The main objective was to analyze and compare the processes of Mediterranean tropicalization with the dynamics characteristic of Caribbean coral ecosystems, focusing particularly on how corals and their symbiotic microbial partners respond to thermal stress under the current climate crisis. More specifically, Joana studies the protist symbionts of Mediterranean corals and their epibionts, while Rocío investigates the evolutionary history and diversity of coral photosymbionts globally.
Cinema and science in dialogue
At the same time, the Potential Images Laboratory team, composed by Santiago Fillol (Principal Investigator), Ariadna Cordal and Anna Mundet, accompanied each stage of the scientific process: the planning of dives with lists of species of research interest, underwater dives and sampling, and the processing of samples in the laboratory.
The project was documented using multiple cinematic devices (digital and underwater cameras) with the aim of generating a shared visual archive between researchers and filmmakers. With this material, an expanded film project will be developed, crossed by actions of citizen participation and knowledge transfer that foster renewed social and community awareness about the effects of the climate crisis on our sea. In these actions, the IBE and its head of communication, Pilar Rodríguez, play a special role.

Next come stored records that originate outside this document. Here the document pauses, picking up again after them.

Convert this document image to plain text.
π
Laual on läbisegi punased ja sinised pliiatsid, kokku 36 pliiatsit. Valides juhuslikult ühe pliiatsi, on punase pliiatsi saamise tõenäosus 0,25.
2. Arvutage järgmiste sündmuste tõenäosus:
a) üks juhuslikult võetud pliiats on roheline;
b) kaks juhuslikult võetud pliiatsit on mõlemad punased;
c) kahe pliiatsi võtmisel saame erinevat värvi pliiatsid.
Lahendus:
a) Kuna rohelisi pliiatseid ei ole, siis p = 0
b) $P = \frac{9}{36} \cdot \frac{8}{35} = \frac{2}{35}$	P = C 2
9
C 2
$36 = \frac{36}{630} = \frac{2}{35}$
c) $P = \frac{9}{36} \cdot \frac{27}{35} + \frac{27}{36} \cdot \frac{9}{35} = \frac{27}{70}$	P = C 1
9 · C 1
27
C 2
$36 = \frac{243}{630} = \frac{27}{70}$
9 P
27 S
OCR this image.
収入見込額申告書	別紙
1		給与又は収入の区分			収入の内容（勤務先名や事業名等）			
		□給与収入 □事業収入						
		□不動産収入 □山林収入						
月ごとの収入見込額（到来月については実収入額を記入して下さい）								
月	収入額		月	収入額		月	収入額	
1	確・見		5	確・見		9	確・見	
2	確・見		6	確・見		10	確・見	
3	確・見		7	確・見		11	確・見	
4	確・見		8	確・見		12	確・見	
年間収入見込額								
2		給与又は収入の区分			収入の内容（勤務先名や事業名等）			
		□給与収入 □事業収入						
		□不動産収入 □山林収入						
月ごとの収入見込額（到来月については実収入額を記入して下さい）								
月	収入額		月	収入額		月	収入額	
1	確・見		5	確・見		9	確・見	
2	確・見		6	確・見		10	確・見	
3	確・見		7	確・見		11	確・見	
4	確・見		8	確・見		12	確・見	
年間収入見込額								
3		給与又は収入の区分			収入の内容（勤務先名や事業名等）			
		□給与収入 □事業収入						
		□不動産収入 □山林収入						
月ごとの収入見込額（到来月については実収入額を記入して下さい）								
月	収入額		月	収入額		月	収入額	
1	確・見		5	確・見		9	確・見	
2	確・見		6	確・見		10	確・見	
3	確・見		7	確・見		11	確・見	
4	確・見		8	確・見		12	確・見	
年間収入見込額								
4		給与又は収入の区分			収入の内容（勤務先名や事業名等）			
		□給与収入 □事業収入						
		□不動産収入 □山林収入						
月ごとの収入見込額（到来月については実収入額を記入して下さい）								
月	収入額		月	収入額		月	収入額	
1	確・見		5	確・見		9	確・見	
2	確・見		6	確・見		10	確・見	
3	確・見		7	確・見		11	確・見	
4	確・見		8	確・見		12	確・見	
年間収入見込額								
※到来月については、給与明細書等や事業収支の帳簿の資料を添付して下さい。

This work continues to develop the central concept of the project: “potential images.” These are images that still exist within scientific instruments (microscopes, sequencers, or molecular data) and require a process of cinematic and sensory translation in order to be perceived and shared with society.
Correspondences between the Caribbean and the Mediterranean
The experience in Curaçao has made it possible to situate the Mediterranean within a broader comparative framework. The processes affecting Mediterranean corals (rising temperatures, ecosystem transformations, and the reconfiguration of symbiotic relationships between species) cannot be understood in isolation.
The Caribbean offers a natural laboratory in which to observe similar dynamics in tropical ecosystems, allowing correspondences to be established between seas that are geographically distant but ecologically connected.
In this sense, the journey has contributed to building a shared narrative between territories in which the Mediterranean and the Caribbean appear as parts of the same ocean affected by the climate crisis.